Pensavo che, almeno, ne avrei ricavato un’idea dei giovani urbani e borghesi di oggi, al di là delle informazioni sui loro consumi, ma non è così: i personaggi sono tutti falsi, tutti benestanti se non ricchi e belli, i lavori che fanno sono quelli sognati da tutti - il pubblicitario, il disegnatore di moda, il fotografo, il maestro di discipline orientali in palestre per signore - e così l’università che molti di loro frequentano. Perfino una vicenda parallela, che potrebbe avere qualche cosa di realistico, e cioè una giovane coppia che si trova di fronte a una gravidanza imprevista, è risolta nel più banale dei modi: con l’acquisto di una graziosa tutina da neonato. Fuori luogo, naturalmente, qualsiasi paragone con il bel romanzo di Hornby sul tema.
In tanta falsità l’unica cosa che ha qualcosa di vero è l’ossessione della gelosia che tocca tutti e che sembra l’unico serpente capace di avvelenare un mondo altrimenti felice di libero amore e di consumatori belli e sani. infatti solo la gelosia a giustificare il matrimonio, e sono solo le tentazioni sessuali, abbondanti e attraenti, a metterlo in pericolo, in una visione straordinariamente appiattita dei rapporti umani.
Ma questo mio ragionamento - a cui molto probabilmente non è estranea una sana invidia per le copie vendute - è inutile: oggi basta che un prodotto, artistico o meno, abbia un pubblico per essere considerato di valore.
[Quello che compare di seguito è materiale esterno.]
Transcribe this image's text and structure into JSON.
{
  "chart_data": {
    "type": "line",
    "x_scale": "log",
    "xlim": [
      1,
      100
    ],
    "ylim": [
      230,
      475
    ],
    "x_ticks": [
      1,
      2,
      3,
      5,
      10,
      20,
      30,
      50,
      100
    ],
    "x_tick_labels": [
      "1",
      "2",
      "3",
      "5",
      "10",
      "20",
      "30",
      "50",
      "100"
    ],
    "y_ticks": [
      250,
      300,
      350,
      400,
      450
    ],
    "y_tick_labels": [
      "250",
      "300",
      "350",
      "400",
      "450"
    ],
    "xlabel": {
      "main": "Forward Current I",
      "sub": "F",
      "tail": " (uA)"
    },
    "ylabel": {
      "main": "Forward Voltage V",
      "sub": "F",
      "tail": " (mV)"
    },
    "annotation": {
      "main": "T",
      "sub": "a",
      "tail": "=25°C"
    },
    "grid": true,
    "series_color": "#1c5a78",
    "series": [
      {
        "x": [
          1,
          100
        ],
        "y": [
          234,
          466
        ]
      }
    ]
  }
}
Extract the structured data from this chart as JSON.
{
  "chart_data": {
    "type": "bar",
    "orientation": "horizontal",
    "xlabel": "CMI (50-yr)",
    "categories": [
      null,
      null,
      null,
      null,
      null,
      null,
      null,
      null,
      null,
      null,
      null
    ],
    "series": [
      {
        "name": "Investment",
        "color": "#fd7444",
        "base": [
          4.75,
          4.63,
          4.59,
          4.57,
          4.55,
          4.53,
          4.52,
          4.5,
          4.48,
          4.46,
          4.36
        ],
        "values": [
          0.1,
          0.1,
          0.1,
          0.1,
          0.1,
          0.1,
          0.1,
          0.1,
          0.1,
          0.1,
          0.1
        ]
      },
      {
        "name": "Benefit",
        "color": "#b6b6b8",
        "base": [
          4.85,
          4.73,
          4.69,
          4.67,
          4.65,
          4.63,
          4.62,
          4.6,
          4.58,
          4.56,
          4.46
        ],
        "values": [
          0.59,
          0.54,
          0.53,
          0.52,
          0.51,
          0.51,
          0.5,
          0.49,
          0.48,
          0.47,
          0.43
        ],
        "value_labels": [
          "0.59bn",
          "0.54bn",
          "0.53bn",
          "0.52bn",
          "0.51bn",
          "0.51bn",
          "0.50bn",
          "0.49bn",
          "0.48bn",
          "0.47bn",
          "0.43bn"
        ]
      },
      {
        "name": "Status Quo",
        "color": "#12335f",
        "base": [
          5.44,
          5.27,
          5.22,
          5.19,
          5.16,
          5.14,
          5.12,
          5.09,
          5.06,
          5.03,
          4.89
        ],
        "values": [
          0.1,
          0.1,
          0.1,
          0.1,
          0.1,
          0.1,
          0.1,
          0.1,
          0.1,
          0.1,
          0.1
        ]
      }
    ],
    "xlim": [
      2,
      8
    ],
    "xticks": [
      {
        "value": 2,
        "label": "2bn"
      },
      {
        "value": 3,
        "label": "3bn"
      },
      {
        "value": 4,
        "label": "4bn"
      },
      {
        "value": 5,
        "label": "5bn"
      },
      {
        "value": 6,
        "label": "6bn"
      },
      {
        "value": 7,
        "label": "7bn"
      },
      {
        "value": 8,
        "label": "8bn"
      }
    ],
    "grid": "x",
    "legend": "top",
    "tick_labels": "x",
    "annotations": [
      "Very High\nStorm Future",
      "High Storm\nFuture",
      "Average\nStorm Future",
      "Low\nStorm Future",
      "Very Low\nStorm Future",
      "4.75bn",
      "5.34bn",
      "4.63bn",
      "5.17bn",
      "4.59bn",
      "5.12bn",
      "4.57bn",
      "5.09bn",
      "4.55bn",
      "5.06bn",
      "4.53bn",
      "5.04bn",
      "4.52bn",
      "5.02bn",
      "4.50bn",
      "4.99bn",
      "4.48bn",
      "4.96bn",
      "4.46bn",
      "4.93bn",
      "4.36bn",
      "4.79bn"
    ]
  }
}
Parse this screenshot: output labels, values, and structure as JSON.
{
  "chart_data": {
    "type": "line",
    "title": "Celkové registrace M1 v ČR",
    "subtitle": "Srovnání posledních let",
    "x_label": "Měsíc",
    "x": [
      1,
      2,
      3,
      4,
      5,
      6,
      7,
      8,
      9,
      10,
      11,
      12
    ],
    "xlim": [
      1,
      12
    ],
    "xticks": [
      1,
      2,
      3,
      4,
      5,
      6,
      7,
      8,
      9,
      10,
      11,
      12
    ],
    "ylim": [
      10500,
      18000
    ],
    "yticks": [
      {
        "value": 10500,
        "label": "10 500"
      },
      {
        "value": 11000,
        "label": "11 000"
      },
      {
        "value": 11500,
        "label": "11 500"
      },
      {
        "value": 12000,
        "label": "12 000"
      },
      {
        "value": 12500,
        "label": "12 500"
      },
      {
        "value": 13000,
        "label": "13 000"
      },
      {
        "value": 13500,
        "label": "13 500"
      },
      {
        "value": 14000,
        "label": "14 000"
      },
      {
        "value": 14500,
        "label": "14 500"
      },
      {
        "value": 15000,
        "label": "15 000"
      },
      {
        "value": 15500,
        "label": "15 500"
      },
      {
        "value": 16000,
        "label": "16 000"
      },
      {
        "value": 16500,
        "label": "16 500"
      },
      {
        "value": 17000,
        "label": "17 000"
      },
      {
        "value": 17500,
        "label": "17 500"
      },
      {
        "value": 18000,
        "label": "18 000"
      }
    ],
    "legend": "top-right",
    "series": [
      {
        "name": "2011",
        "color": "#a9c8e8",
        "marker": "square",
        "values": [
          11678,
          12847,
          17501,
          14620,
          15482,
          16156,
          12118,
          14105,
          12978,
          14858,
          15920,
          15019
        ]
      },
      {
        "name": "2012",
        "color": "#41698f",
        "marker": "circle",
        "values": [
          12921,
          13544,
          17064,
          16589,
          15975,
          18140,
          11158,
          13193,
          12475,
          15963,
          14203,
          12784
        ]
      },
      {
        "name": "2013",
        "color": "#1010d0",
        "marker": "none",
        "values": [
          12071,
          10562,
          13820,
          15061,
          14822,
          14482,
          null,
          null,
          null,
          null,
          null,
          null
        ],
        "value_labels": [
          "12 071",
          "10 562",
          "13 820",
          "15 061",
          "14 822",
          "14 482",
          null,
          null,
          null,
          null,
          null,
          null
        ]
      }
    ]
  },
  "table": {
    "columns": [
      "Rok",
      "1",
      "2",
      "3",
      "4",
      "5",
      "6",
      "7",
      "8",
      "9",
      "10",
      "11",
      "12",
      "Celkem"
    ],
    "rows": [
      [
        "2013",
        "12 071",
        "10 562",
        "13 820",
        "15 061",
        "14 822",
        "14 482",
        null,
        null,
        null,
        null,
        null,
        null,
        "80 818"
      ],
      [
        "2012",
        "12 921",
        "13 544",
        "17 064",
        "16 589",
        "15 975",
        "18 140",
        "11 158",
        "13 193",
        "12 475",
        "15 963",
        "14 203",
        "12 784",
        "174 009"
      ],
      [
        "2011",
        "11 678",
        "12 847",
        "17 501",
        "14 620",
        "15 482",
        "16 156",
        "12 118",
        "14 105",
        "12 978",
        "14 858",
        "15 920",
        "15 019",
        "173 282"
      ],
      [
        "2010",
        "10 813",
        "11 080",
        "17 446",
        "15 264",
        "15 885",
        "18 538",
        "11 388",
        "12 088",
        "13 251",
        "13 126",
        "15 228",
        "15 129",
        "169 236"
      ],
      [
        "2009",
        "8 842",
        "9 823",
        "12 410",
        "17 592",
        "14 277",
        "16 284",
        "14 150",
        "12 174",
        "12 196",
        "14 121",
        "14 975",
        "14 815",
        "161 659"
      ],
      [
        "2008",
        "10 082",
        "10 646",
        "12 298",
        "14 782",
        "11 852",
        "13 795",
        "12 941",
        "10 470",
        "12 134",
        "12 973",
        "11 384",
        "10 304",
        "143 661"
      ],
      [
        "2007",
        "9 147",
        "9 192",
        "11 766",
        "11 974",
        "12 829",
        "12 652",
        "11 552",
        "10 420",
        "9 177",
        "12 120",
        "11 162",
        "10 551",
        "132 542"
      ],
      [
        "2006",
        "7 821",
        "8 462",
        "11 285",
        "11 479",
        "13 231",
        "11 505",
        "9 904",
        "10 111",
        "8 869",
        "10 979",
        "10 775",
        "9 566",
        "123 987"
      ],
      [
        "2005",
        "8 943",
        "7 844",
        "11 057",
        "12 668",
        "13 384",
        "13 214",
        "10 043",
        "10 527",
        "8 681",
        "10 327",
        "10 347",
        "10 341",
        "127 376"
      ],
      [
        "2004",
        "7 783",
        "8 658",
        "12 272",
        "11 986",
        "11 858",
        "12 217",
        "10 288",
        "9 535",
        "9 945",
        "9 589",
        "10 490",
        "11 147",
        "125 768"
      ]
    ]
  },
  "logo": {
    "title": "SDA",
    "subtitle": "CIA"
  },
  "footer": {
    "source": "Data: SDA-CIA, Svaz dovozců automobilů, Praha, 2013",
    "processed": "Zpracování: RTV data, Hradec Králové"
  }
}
E ogni critica viene considerata una minaccia insensata, in un mondo in cui le leggi culturali sono dettate dal mercato. E questo tipo di cultura, del tutto omogenea con quella espressa dai talk show televisivi di successo, e priva di ogni percezione di valori come di ogni osservazione sulla realtà, rappresenta solo il desiderio: i lettori di Moccia vorrebbero vivere come i suoi personaggi. Non resta allora che riflettere sul poco coraggio, sulla poca speranza, sulla poca stima di sé che un simile desiderio rivela.